Siri: Who? Who? Who? Who? Who?
Cuttlefish says
Mano, you might be interested (I was fascinated) by the offer Roger Ebert got, to have his own voice synthesized in (what seems to me) much the same manner. He had certainly accumulated enough recorded samples of his voice, and of course was (at the time) communicating only by keyboard.
Something came up (grading, probably), so I never did find out what became of that offer.
Mano Singham says
Reading the Siri story, I don’t think ordinary speech would be sufficient to give the range of sounds needed for really good synthesis.
mobius says
Your “I am horny” story brought to mind a somewhat (OK…just a tiny bit) similar story of my own.
Many years ago when VCRs were still in use, I spent about one year working repairing them. One unit had come in with intermittent sound problems. So I plugged it in and let it just run and was listening as I worked on another VCR. The tape I was playing was Schwarzenegger’s Commando. Not that I was at all interested in it. It was just a tape I had available for troubleshooting. There was no sound from the machine until suddenly Arnie’s voice came on and said, “F*ck you”, and then the machine went silent again.

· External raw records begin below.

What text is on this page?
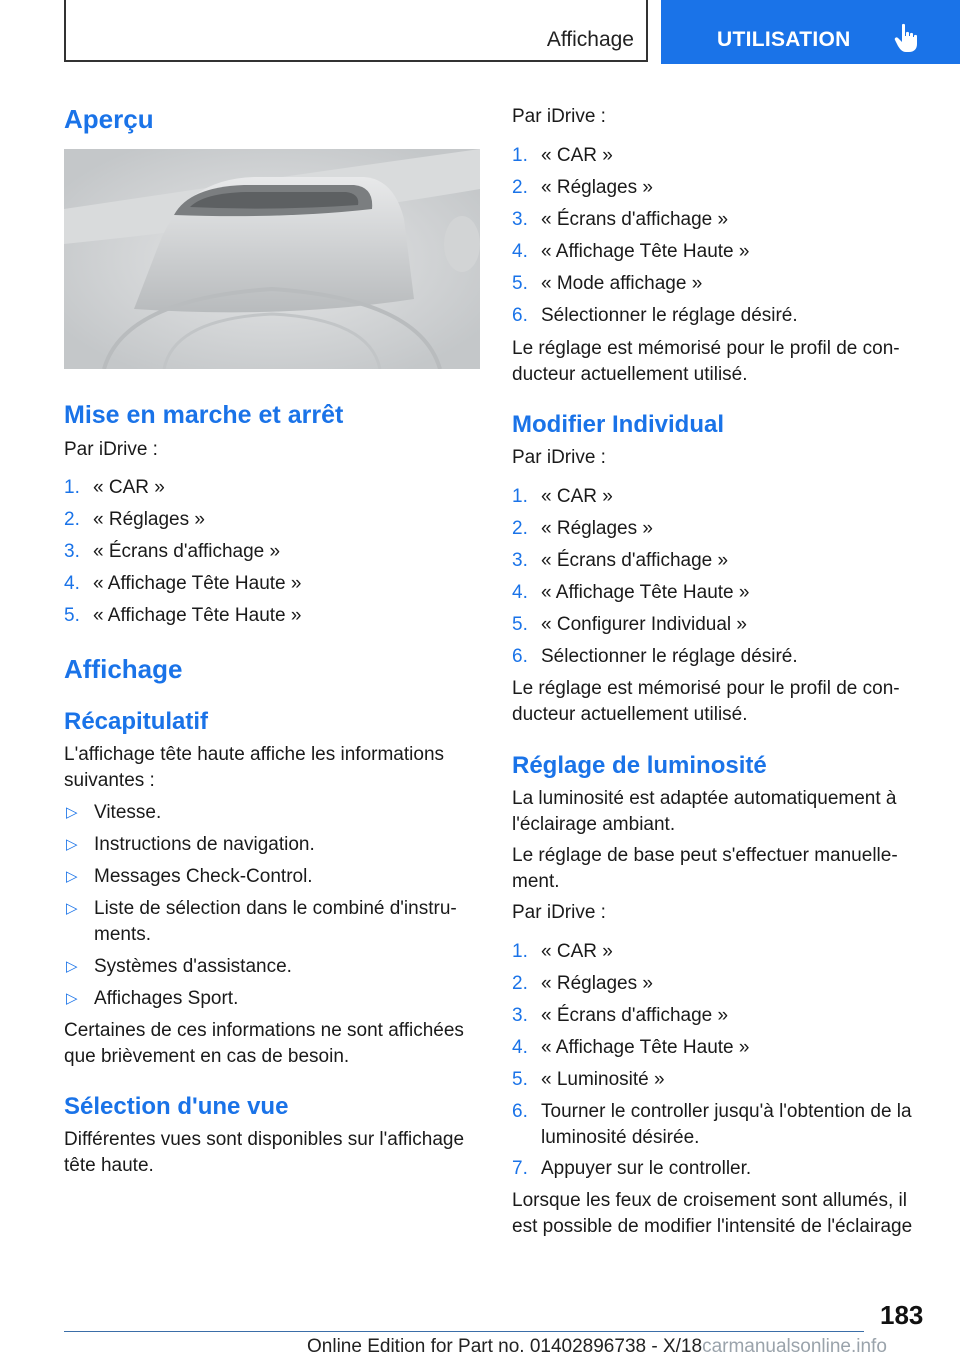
Affichage	UTILISATION
Aperçu
Mise en marche et arrêt

Par iDrive :

1. « CAR »
2. « Réglages »
3. « Écrans d'affichage »
4. « Affichage Tête Haute »
5. « Affichage Tête Haute »
Affichage
Récapitulatif

L'affichage tête haute affiche les informations

suivantes :

▷ Vitesse.
▷ Instructions de navigation.
▷ Messages Check-Control.
▷ Liste de sélection dans le combiné d'instru-
ments.
▷ Systèmes d'assistance.
▷ Affichages Sport.

Certaines de ces informations ne sont affichées

que brièvement en cas de besoin.

Sélection d'une vue

Différentes vues sont disponibles sur l'affichage

tête haute.

Par iDrive :

1. « CAR »
2. « Réglages »
3. « Écrans d'affichage »
4. « Affichage Tête Haute »
5. « Mode affichage »
6. Sélectionner le réglage désiré.

Le réglage est mémorisé pour le profil de con-

ducteur actuellement utilisé.

Modifier Individual

Par iDrive :

1. « CAR »
2. « Réglages »
3. « Écrans d'affichage »
4. « Affichage Tête Haute »
5. « Configurer Individual »
6. Sélectionner le réglage désiré.

Le réglage est mémorisé pour le profil de con-

ducteur actuellement utilisé.

Réglage de luminosité

La luminosité est adaptée automatiquement à

l'éclairage ambiant.

Le réglage de base peut s'effectuer manuelle-

ment.

Par iDrive :

1. « CAR »
2. « Réglages »
3. « Écrans d'affichage »
4. « Affichage Tête Haute »
5. « Luminosité »
6. Tourner le controller jusqu'à l'obtention de la
luminosité désirée.
7. Appuyer sur le controller.

Lorsque les feux de croisement sont allumés, il

est possible de modifier l'intensité de l'éclairage

183
Online Edition for Part no. 01402896738 - X/18carmanualsonline.info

True story, believe it or not.
CaitieCat says
As a linguist who’s worked on speech-recognition software, yes, this is a big problem; it’s an even bigger one in the reverse direction, trying to pick speech out of the different inflections which occur at phrase- or sentence-level synthesis. If I were able to be an academic right now, I’d probably be looking into whether it’s possible to teach a computer to filter someone’s accent away from their words by recognizing the accent. So if the speaker is, say, a German and is devoicing all final consonants (“Hund” -- dog -- is pronounced with an almost-“t” at the end). When we’re doing the speech-rec, if we can pick out that someone does this, we’ve narrowed down their accent to a small list of languages. Other obvious cues could work similarly, by recognizing consistent patterns of interference: Arabic speakers putting reflexive pronouns in weird places, or Russians using (or failing to use) articles in the usual way, and so on.
Being able to recognize these things could make speech-rec a lot more robust, by enabling filters that “convert” the speaker’s utterances into a hypothetical standard model.
Not possible now, as we don’t do speech-rec at the phoneme level yet, not with any reliability, and you’d need to do so reliably before you could do accent-rec. But I’d bet someone’s working on it, somewhere.